Dust by Screaming Trees.

One of the greatest and yet most neglected of the early-90's Seattle grunge bands, probably because they weren't really a grunge band at all. Then again who was? If you mean those who rode in on the coat-tails of Nirvana, well....Nirvana were a pop-punk band very much in the vein of the Pixies (Kurt Cobain was on record as saying that he was afraid Smells Like Teen Spirit would be written off as a shameless Pixies rip-off), but their successors were either rubbish metal bands in ripped jeans (Pearl Jam, Stone Temple Pilots), excellent metal bands in ripped jeans (Soundgarden) or vehicles for insane guitar virtuosos (Dinosaur Jr.). Screaming Trees fitted into none of those categories. Their classic bluesy, trippy, psychedelic rock sound is more reminiscent of Cream and Led Zeppelin than any of their contemporaries; you wouldn't be totally surprised to turn this CD over and find that it was released in 1971 (actually it was 1996).
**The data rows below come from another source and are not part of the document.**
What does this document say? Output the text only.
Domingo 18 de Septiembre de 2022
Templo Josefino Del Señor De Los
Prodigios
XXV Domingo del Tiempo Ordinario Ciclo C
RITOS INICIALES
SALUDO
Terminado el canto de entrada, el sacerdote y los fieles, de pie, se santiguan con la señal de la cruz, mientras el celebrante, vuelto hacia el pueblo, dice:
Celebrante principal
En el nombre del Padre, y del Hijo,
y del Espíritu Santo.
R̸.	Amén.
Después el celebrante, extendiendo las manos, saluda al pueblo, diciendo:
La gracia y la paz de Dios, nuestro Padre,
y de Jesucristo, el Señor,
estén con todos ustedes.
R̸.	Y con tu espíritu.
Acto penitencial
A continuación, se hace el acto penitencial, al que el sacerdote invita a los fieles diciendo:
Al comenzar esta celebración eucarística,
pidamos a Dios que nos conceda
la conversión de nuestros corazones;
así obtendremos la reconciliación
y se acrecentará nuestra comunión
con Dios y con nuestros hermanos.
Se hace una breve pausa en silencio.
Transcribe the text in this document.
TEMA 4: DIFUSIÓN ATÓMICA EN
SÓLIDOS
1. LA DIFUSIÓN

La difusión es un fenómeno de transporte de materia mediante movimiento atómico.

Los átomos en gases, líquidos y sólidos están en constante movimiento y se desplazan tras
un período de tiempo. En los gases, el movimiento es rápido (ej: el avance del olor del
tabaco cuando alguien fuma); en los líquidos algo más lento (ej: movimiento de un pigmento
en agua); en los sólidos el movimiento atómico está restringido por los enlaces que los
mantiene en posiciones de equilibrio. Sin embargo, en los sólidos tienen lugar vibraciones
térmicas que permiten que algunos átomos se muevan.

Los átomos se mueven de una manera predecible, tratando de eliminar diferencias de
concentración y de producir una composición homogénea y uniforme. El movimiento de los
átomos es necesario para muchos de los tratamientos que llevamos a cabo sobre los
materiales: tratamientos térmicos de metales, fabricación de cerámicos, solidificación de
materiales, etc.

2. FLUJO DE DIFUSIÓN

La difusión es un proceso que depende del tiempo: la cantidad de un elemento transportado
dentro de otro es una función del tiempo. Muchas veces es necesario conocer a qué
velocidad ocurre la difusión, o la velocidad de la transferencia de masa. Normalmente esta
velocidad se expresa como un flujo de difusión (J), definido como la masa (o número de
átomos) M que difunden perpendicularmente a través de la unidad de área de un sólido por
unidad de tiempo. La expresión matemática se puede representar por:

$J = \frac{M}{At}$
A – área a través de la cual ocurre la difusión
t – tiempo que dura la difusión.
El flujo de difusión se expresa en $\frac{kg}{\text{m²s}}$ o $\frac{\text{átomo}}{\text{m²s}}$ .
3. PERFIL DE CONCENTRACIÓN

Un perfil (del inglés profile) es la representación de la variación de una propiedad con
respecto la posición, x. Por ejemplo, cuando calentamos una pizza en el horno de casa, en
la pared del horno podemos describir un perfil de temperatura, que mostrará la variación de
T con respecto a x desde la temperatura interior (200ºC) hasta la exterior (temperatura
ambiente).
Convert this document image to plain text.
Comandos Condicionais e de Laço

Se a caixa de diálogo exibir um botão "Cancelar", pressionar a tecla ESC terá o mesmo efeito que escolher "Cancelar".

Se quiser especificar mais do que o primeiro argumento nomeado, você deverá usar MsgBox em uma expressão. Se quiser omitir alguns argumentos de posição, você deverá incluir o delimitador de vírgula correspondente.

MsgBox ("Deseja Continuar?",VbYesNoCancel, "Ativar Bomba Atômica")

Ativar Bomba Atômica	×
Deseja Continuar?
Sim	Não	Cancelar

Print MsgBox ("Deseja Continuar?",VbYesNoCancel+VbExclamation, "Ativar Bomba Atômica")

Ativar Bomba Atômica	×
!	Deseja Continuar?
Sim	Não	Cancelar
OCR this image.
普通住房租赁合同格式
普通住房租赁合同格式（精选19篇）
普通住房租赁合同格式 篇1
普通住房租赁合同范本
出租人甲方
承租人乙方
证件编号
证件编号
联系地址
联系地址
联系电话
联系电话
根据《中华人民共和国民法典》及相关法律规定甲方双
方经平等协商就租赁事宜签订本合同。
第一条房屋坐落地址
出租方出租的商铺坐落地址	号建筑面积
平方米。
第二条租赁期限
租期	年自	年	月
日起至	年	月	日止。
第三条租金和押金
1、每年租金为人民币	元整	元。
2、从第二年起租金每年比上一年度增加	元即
The Zeppelin connection is instantly apparent on the opener Halo Of Ashes; lots of swirling Middle Eastern strings, sitar and guitars with Mark Lanegan howling away over the top - it's not the most instantly appealing of introductions, but stick with it and the sequence of songs which follows - All I Know, Look At You, Dying Days, Make My Mind, Sworn And Broken - is pretty much faultless. Witness, Traveler and Dime Western aren't quite up to that standard, but show off Lanegan's extraordinary voice to good effect, and the closing Gospel Plow is a nicely cathartic blues-metal blast to finish with. There really isn't a duff track on the album. And anyone who doesn't get the hair standing up on the back of their neck on hearing the stinging guitar break two and a half minutes into Make My Mind will have to sit back, take a long hard look at themselves, and conclude that they fundamentally just don't like rock music very much.

This is another one that's ludicrously cheap on Amazon - £4.97. Chicken feed for one of the great rock albums of the 1990's.